Cover Image credits: Greek Orthodox Archdiocese of America, Department of Archives & Resource Center "The Faithful observing the liturgy for the 20th Clergy Laity Congress in Lincoln Center with Iakovos officiating in 1970."
Notes
Research for this paper was conducted as part of a larger project on the history of the Greek Orthodox Archdiocese of America, generously funded by the Jaharis Family Foundation. My sincere thanks to the Archdiocese’s archivist Ms. Nikie Calles for her help, and to her and the Rev. Robert Stephanopoulos for sharing their experiences and insights on the history of the Archdiocese in the early 1970s. I would also like to thank two anonymous readers and the editors of Ergon for their comments and advice on earlier drafts of this article.

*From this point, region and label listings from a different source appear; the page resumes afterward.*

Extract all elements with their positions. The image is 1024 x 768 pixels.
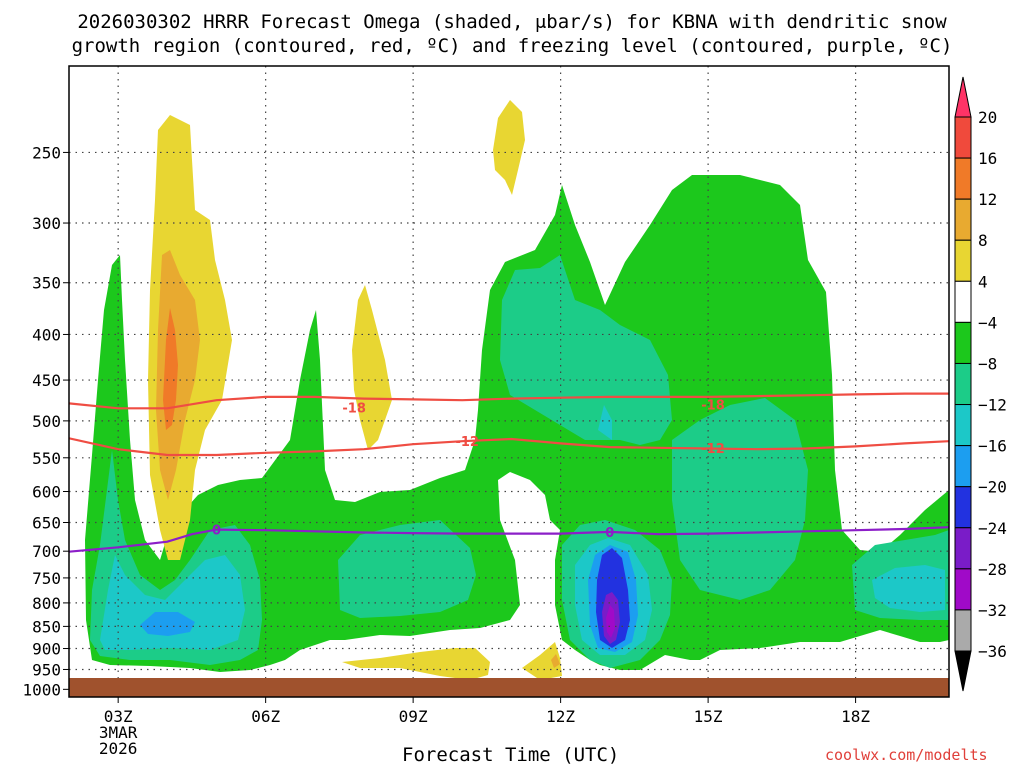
colorbar-swatch bbox=[954, 445, 972, 488]
x-tick-label: 15Z bbox=[694, 707, 723, 726]
colorbar-label: 20 bbox=[978, 108, 997, 127]
colorbar-label: −20 bbox=[978, 478, 1007, 497]
colorbar-label: −24 bbox=[978, 519, 1007, 538]
colorbar-min-triangle bbox=[954, 650, 972, 692]
y-tick-label: 850 bbox=[32, 617, 61, 636]
freezing-level-label: 0 bbox=[212, 524, 221, 539]
colorbar-label: −16 bbox=[978, 437, 1007, 456]
contour-line-minus18 bbox=[69, 392, 949, 410]
contour-line-0 bbox=[69, 526, 949, 553]
colorbar-swatch bbox=[954, 116, 972, 159]
y-tick-label: 1000 bbox=[22, 680, 61, 699]
omega-cyan-region-1 bbox=[100, 555, 245, 650]
y-tick-label: 350 bbox=[32, 274, 61, 293]
colorbar-swatch bbox=[954, 321, 972, 364]
colorbar-swatch bbox=[954, 568, 972, 611]
x-date-label: 3MAR bbox=[99, 723, 138, 742]
dgz-contour-label: -18 bbox=[701, 398, 725, 413]
y-tick-label: 700 bbox=[32, 542, 61, 561]
dgz-contour-label: -18 bbox=[342, 401, 366, 416]
y-axis: 250 300 350 400 450 500 550 600 650 700 750 800 850 9… bbox=[22, 143, 69, 699]
omega-cyan-region-3 bbox=[598, 405, 612, 440]
credit-text: coolwx.com/modelts bbox=[825, 746, 988, 764]
omega-gold-region bbox=[156, 250, 200, 500]
omega-yellow-region-5 bbox=[522, 642, 562, 680]
x-tick-label: 03Z bbox=[104, 707, 133, 726]
colorbar-label: −12 bbox=[978, 396, 1007, 415]
colorbar-label: −4 bbox=[978, 313, 997, 332]
omega-yellow-region-3 bbox=[493, 100, 525, 195]
y-tick-label: 250 bbox=[32, 143, 61, 162]
colorbar-swatch bbox=[954, 404, 972, 447]
x-tick-label: 18Z bbox=[841, 707, 870, 726]
colorbar-label: 16 bbox=[978, 149, 997, 168]
omega-magenta-core bbox=[606, 605, 615, 638]
y-tick-label: 500 bbox=[32, 412, 61, 431]
colorbar-swatch bbox=[954, 280, 972, 323]
omega-yellow-region-4 bbox=[342, 648, 490, 680]
omega-yellow-region-2 bbox=[352, 285, 392, 450]
colorbar-swatch bbox=[954, 157, 972, 200]
contour-line-minus12 bbox=[69, 437, 949, 457]
omega-teal-region-2 bbox=[338, 520, 476, 618]
y-tick-label: 950 bbox=[32, 660, 61, 679]
x-tick-label: 09Z bbox=[399, 707, 428, 726]
contour-labels: -18 -12 -18 -12 0 0 bbox=[212, 398, 725, 541]
plot-frame bbox=[68, 65, 950, 698]
colorbar-max-triangle bbox=[954, 76, 972, 118]
vertical-gridlines bbox=[117, 66, 857, 697]
colorbar: 20 16 12 8 4 −4 −8 −12 −16 −20 −24 −28 −32 −36 bbox=[954, 76, 1007, 692]
colorbar-label: 12 bbox=[978, 190, 997, 209]
chart-title-line-2: growth region (contoured, red, ºC) and f… bbox=[71, 35, 953, 57]
y-tick-label: 800 bbox=[32, 594, 61, 613]
omega-orange-region bbox=[163, 308, 178, 430]
colorbar-label: −8 bbox=[978, 354, 997, 373]
colorbar-swatch bbox=[954, 609, 972, 652]
omega-gold-spot bbox=[551, 654, 560, 668]
colorbar-swatch bbox=[954, 486, 972, 529]
colorbar-label: −36 bbox=[978, 642, 1007, 661]
omega-blue-region-1 bbox=[140, 612, 195, 636]
ground-surface bbox=[69, 678, 949, 697]
colorbar-swatch bbox=[954, 198, 972, 241]
y-tick-label: 550 bbox=[32, 449, 61, 468]
x-date-label: 2026 bbox=[99, 739, 138, 758]
x-tick-label: 12Z bbox=[546, 707, 575, 726]
colorbar-swatch bbox=[954, 527, 972, 570]
dgz-contour-label: -12 bbox=[701, 442, 725, 457]
chart-title-line-1: 2026030302 HRRR Forecast Omega (shaded, … bbox=[77, 11, 947, 33]
y-tick-label: 400 bbox=[32, 325, 61, 344]
y-tick-label: 600 bbox=[32, 482, 61, 501]
y-tick-label: 650 bbox=[32, 513, 61, 532]
colorbar-label: −28 bbox=[978, 560, 1007, 579]
x-tick-label: 06Z bbox=[251, 707, 280, 726]
dgz-contour-label: -12 bbox=[455, 435, 479, 450]
colorbar-label: 4 bbox=[978, 272, 988, 291]
omega-shading bbox=[69, 66, 949, 697]
colorbar-label: 8 bbox=[978, 231, 988, 250]
y-tick-label: 900 bbox=[32, 640, 61, 659]
y-tick-label: 750 bbox=[32, 569, 61, 588]
contour-lines bbox=[69, 392, 949, 553]
freezing-level-label: 0 bbox=[605, 526, 614, 541]
y-tick-label: 450 bbox=[32, 371, 61, 390]
x-axis-title: Forecast Time (UTC) bbox=[402, 744, 620, 766]
colorbar-swatch bbox=[954, 362, 972, 406]
colorbar-swatch bbox=[954, 239, 972, 282]
omega-cyan-region-4 bbox=[872, 565, 945, 612]
y-tick-label: 300 bbox=[32, 214, 61, 233]
colorbar-label: −32 bbox=[978, 601, 1007, 620]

1. As I mentioned earlier, Patrinacos intentionally avoided the descriptor “Greek” when discussing Orthodoxy as a way to universalize Orthodoxy and eliminate the Greek cultural and linguistic baggage associated with it. It is interesting that Vasiliades would retain that descriptor and that Papaioannou, in his book, which was published by the Patriarchal Institute for Patristic Studies, would go on to explain that Vasiliades “emphasized... the need for maintaining the cultural heritage” (1970a, 455). It sounds like Iakovos’s advisors were not all entirely on the same page.
2. The Archive of the Archdiocese include files with numerous letters it received as well as extensive clippings from Greek American newspapers which contain protests about the decision to permit English in the liturgy. These are by Greek American organizations, individuals, and a few parishes. Upon inspection, their geographical concentration in the New York and Chicago areas is immediately apparent.
3. There were accommodations made in other parts of the larger parish structure, namely, Sunday School was conducted in English from the early 1950s onward by permission of the then Archbishop Michael. And it was commonly known that in the 1960s English was used widely in Church youth activities such as the choirs, and also in Church social activities.